Порабощенный разум | страница 17



Но важнее другое: то, как адекватно и, я бы даже сказал, любовно описывает Милош творчество поэта совершенно иного склада, чем он сам. Для описания творчества Галчиньского на редкость уместна концепция карнавальности народной культуры, концепция Бахтина. В 1952 году этой концепции еще не было. Позже польские исследователи Галчиньского могли уже на Бахтина ссылаться и ссылались. А Милош, без помощи этой концепции, пишет, в сущности, то же, что писал бы, вооружась ею.

В главе «Альфа — или Моралист» Милош говорил о своем друге Ежи Анджеевском. С выходом «Порабощенного разума», со всеми его резкостями в адрес «Альфы», их дружба не оборвалась. «Наша дружба, — вспоминал Милош в своей поминальной статье 1983 года, сразу после смерти Анджеевского, — была довольно прочной, способной сохраняться несмотря на трения и споры. Я беспощадно описал Анджеевского в „Порабощенном разуме“, способствуя его пробуждению. Когда после 1956 года он приехал в Париж, он признал мою правоту, и все снова пришло в норму. Он бывал у меня дома в Монжероне, встречались мы и в Латинском квартале за вином…»

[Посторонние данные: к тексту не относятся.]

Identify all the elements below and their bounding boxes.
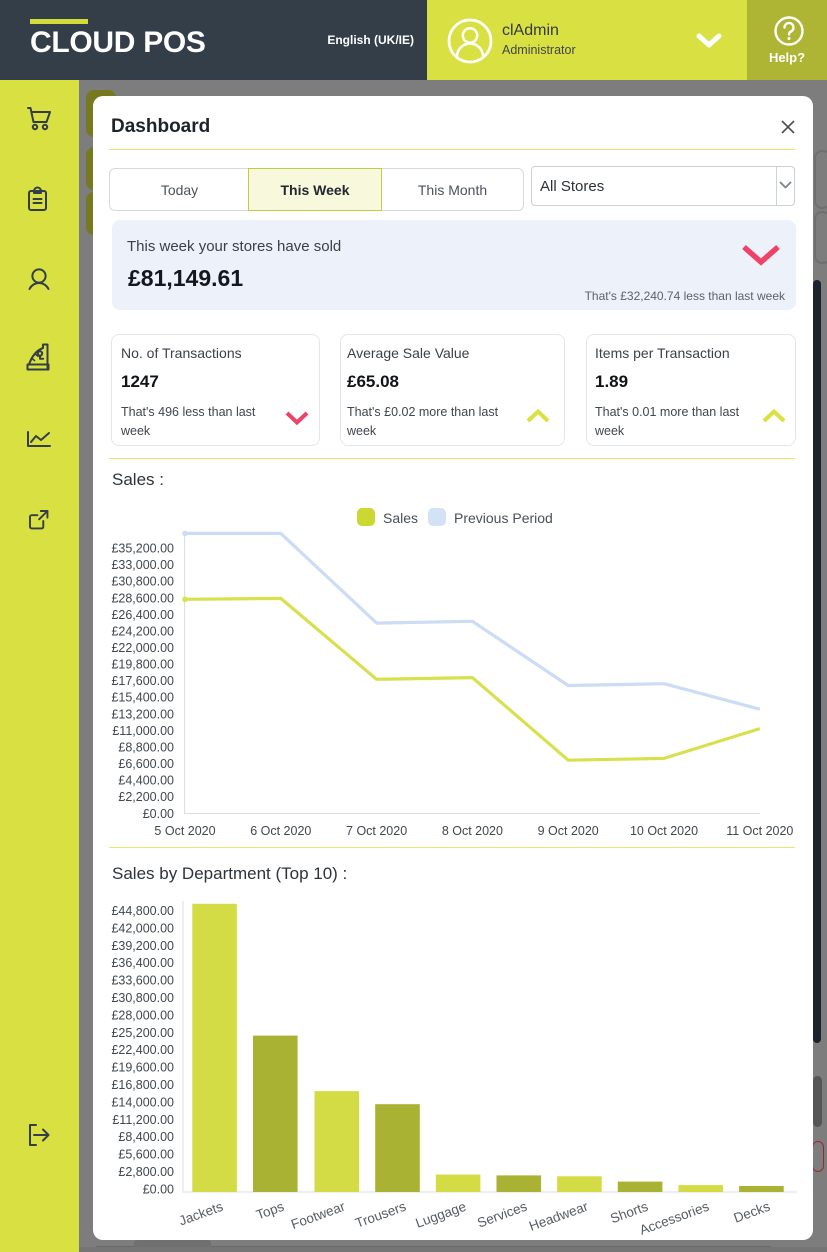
svg-text:£2,800.00: £2,800.00 — [118, 1165, 174, 1179]
svg-text:£6,600.00: £6,600.00 — [118, 757, 174, 771]
svg-text:£8,800.00: £8,800.00 — [118, 741, 174, 755]
svg-text:£28,000.00: £28,000.00 — [111, 1008, 174, 1022]
svg-text:Trousers: Trousers — [353, 1199, 408, 1231]
svg-text:£25,200.00: £25,200.00 — [111, 1026, 174, 1040]
svg-text:£0.00: £0.00 — [143, 807, 174, 821]
svg-text:£33,000.00: £33,000.00 — [111, 558, 174, 572]
svg-text:£0.00: £0.00 — [143, 1182, 174, 1196]
svg-text:7 Oct 2020: 7 Oct 2020 — [346, 824, 407, 838]
svg-text:£14,000.00: £14,000.00 — [111, 1095, 174, 1109]
svg-text:£30,800.00: £30,800.00 — [111, 991, 174, 1005]
svg-text:£36,400.00: £36,400.00 — [111, 956, 174, 970]
svg-text:6 Oct 2020: 6 Oct 2020 — [250, 824, 311, 838]
svg-text:Luggage: Luggage — [414, 1199, 469, 1231]
svg-text:£5,600.00: £5,600.00 — [118, 1148, 174, 1162]
svg-text:£4,400.00: £4,400.00 — [118, 774, 174, 788]
svg-text:£42,000.00: £42,000.00 — [111, 921, 174, 935]
svg-text:£28,600.00: £28,600.00 — [111, 591, 174, 605]
svg-text:Decks: Decks — [732, 1199, 773, 1226]
svg-text:11 Oct 2020: 11 Oct 2020 — [726, 824, 793, 838]
svg-text:£15,400.00: £15,400.00 — [111, 691, 174, 705]
svg-text:£16,800.00: £16,800.00 — [111, 1078, 174, 1092]
svg-text:£2,200.00: £2,200.00 — [118, 790, 174, 804]
svg-text:£19,600.00: £19,600.00 — [111, 1061, 174, 1075]
svg-text:9 Oct 2020: 9 Oct 2020 — [538, 824, 599, 838]
svg-text:£22,000.00: £22,000.00 — [111, 641, 174, 655]
svg-text:£26,400.00: £26,400.00 — [111, 608, 174, 622]
svg-text:Accessories: Accessories — [638, 1199, 712, 1238]
svg-text:£30,800.00: £30,800.00 — [111, 575, 174, 589]
svg-text:Jackets: Jackets — [177, 1199, 225, 1229]
svg-text:£24,200.00: £24,200.00 — [111, 624, 174, 638]
svg-text:£19,800.00: £19,800.00 — [111, 658, 174, 672]
svg-text:£22,400.00: £22,400.00 — [111, 1043, 174, 1057]
svg-text:£44,800.00: £44,800.00 — [111, 904, 174, 918]
svg-text:Footwear: Footwear — [289, 1199, 347, 1233]
svg-text:£33,600.00: £33,600.00 — [111, 974, 174, 988]
svg-text:Services: Services — [475, 1199, 529, 1231]
svg-text:£11,000.00: £11,000.00 — [112, 724, 174, 738]
svg-text:Tops: Tops — [254, 1199, 286, 1223]
svg-text:£35,200.00: £35,200.00 — [111, 542, 174, 556]
svg-text:£8,400.00: £8,400.00 — [118, 1130, 174, 1144]
svg-text:Headwear: Headwear — [527, 1199, 590, 1234]
svg-text:8 Oct 2020: 8 Oct 2020 — [442, 824, 503, 838]
svg-text:10 Oct 2020: 10 Oct 2020 — [630, 824, 698, 838]
svg-text:£13,200.00: £13,200.00 — [111, 707, 174, 721]
svg-text:£17,600.00: £17,600.00 — [111, 674, 174, 688]
svg-text:£11,200.00: £11,200.00 — [112, 1113, 174, 1127]
svg-text:5 Oct 2020: 5 Oct 2020 — [154, 824, 215, 838]
svg-text:£39,200.00: £39,200.00 — [111, 939, 174, 953]
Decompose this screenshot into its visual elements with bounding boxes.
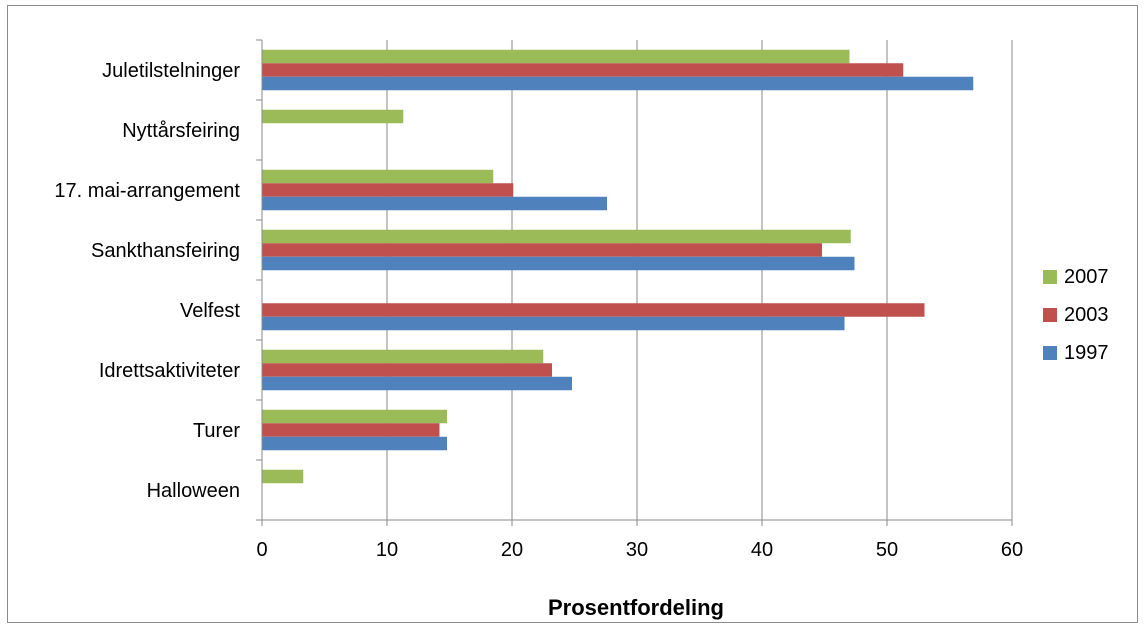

Анджеевский стряхнул с себя официальную идеологию мгновенно — уже в сатирическом, гротескном рассказе осени 1953 года «Великий плач бумажной головы». Личный опыт помог Анджеевскому написать две потрясающие книги о страшной одержимости верой, одержимости утопией. Это книги о религиозной жизни христиан Средневековья — «Мрак покрывает землю» (1957; об испанской инквизиции) и «Врата рая» (1960; о Крестовом походе детей), поэма в прозе, которую сам Анджеевский считал лучшей своей книгой. Позже он написал еще несколько сильных и значительных книг, но те две вещи имели наибольший успех во всем мире, были переведены сразу же на очень многие языки, в конце концов были переведены и на русский. Все самое значительное Анджеевский создал после 1953 года, но близко знавший его Милош, хотя и писал в 1951-1952-м, уже придал его фигуре должную крупность.

Ежи Путрамент был членом виленской студенческой поэтической группы «Жагары». Разговор о Гамме-Путраменте дает Милошу возможность рассказать об остальных членах этой группы, а тем самым и о своей студенческой юности. Некоторые лирические строки и страницы этой главы книги уже предвещают ностальгическую виленскую тему в поэзии и прозе Милоша последующих лет.

Если в главах об Анджеевском, Боровском, Галчиньском Милош кратко описывает иноязычному читателю творчество этих еще неизвестных Западу польских писателей, иногда — в главе о Боровском — дает обширные цитаты, то в главе о Путраменте описываются не столько книги Путрамента, сколько его психология, идеологическая эволюция, политическая карьера.